The Spoken Bird

With about 10,000 species, birds make up one of the most diverse classes in the animal kingdom. While one may be enchanted by the prehistoric-clawed hoatzin, the sashaying mating dance of the albatross, or the colorful flash from the bib of the Anna’s hummingbird, the parrot dazzles in various respects, making it one of the most extraordinary species to study. With the skill to visually stun anyone, coupled with its impressive intellectual potential, the parrot captivates humanity most through its ability to mimic human words. Why does the parrot speak? How can it speak when other songbirds—and animals—cannot? By delving into the structure, function, and genetics of the parrot brain, we can increase our understanding of this unique ability. While the causes of mimicry still remain a mystery, many theories pose promising hypotheses for this parrot trait, perhaps bringing us closer to understanding the complicated ins and outs of our own speech and its development.

Songbird Song Systems

The investigation into the curious nature of the parrot’s vocal ability starts with an analogous group of bird species with a similar talent: the songbird.

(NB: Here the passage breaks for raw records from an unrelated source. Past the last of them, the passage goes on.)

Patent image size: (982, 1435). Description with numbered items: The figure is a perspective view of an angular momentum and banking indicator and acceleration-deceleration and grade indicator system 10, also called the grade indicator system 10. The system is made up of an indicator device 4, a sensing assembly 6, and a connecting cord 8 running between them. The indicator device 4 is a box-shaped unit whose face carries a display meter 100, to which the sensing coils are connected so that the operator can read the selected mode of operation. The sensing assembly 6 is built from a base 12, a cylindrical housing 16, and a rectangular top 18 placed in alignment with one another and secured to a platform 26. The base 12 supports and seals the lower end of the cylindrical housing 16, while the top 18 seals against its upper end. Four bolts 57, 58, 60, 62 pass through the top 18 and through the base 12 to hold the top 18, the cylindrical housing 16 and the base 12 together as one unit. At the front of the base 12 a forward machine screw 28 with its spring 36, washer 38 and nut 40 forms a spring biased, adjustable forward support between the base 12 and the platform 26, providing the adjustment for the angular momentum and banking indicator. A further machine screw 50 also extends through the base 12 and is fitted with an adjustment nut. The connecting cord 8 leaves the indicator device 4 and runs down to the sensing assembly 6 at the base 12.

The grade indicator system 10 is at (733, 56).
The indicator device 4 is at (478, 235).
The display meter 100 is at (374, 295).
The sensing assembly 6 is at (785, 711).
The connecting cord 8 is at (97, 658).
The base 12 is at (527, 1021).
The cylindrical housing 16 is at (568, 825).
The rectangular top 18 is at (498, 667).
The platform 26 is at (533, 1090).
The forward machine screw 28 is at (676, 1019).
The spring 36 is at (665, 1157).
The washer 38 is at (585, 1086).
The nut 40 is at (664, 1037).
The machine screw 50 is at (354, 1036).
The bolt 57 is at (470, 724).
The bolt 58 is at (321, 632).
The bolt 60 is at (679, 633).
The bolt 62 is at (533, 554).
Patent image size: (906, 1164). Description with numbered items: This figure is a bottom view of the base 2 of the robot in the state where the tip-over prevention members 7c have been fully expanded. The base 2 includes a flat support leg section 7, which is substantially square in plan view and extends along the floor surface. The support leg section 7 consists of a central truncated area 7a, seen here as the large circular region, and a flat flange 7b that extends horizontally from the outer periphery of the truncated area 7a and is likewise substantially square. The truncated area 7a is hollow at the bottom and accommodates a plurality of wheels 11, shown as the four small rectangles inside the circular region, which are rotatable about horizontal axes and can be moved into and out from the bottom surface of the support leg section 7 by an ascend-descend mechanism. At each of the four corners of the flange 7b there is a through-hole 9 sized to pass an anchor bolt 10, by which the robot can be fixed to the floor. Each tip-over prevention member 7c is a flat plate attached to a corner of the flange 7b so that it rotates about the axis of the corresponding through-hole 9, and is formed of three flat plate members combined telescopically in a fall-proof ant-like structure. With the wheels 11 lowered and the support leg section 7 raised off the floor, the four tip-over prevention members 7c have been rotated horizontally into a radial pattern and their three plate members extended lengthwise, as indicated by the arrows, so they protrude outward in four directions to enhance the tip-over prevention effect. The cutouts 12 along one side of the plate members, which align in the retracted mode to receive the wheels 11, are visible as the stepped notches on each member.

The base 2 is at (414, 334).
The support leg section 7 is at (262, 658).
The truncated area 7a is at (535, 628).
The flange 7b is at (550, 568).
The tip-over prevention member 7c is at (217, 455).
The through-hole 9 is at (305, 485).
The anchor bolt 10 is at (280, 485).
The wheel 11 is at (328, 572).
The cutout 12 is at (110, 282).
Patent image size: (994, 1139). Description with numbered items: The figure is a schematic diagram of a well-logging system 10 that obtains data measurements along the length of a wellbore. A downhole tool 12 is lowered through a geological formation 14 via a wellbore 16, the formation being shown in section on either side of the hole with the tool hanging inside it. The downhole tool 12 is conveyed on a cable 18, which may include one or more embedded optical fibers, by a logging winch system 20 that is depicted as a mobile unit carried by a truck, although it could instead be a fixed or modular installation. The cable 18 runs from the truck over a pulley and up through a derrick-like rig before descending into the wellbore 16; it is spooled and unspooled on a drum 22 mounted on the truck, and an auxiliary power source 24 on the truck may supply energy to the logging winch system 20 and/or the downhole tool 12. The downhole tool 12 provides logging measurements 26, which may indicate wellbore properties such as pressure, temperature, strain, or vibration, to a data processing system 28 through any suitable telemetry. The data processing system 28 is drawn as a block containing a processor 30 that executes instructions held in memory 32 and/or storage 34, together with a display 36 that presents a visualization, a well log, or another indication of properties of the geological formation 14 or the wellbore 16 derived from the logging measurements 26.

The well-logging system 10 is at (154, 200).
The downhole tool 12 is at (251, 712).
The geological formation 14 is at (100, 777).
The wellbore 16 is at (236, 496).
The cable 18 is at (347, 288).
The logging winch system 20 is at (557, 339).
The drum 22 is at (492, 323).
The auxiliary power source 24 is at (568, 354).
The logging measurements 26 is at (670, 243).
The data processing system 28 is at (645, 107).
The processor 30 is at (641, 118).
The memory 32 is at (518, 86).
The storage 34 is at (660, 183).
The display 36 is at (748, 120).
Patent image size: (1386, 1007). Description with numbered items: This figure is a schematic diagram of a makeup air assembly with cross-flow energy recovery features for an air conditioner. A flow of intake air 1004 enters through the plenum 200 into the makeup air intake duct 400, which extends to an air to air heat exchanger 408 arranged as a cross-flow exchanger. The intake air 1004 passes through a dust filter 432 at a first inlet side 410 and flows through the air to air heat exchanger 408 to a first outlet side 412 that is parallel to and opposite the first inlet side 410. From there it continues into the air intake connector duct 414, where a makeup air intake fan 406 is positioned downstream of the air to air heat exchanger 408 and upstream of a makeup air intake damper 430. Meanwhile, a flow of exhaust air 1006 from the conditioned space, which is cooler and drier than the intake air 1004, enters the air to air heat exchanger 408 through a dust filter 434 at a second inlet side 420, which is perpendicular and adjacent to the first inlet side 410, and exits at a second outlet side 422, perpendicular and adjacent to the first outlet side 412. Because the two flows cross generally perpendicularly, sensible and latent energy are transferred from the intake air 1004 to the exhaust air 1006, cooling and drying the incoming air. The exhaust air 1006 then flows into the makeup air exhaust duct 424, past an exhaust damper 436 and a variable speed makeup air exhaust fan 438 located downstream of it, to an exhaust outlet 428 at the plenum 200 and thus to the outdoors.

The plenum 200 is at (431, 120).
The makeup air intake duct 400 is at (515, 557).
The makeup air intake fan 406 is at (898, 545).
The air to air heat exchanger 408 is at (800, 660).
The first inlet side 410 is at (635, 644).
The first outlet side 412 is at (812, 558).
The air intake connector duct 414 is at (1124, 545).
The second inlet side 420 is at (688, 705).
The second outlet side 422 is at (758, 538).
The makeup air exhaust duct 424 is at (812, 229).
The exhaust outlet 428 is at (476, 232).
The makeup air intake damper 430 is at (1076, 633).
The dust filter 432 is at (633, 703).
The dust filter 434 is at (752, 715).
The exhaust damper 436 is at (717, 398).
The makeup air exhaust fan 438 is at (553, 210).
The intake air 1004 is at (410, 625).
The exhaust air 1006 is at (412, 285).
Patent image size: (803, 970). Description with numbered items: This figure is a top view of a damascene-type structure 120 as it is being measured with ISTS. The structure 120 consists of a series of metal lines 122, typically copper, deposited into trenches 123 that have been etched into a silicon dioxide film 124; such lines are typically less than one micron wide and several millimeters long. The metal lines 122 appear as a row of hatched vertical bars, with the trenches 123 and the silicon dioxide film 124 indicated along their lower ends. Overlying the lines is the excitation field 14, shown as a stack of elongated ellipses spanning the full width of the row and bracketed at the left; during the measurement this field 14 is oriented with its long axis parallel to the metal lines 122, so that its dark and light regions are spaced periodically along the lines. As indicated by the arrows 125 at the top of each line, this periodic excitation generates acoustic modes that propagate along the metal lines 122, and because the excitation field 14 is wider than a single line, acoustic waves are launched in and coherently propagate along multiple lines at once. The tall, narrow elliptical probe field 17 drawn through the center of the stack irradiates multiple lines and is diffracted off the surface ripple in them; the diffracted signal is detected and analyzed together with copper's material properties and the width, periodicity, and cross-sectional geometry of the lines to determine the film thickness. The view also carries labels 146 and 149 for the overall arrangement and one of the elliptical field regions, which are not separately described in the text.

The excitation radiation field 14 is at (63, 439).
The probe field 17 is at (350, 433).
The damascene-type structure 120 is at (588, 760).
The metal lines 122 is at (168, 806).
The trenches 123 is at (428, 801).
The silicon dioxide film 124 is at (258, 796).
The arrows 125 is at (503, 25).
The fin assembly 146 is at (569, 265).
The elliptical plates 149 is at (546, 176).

While songbirds cannot mimic speech, they boast an impressive song learning system that is similar to the backbone of parrot speech structure.[1] This system consists of seven distinct nuclei with corresponding pathways that guide song production in the brain.[2] These nuclei are dubbed “song nuclei” and each have different specialized tasks.[1] The seven song nuclei are allocated into two major vocal pathways: the anterior forebrain pathway, which is in charge of vocal learning, and the posterior descending pathway, which is in charge of vocal production.[3] These pathways allow for communication between specific avian brain areas.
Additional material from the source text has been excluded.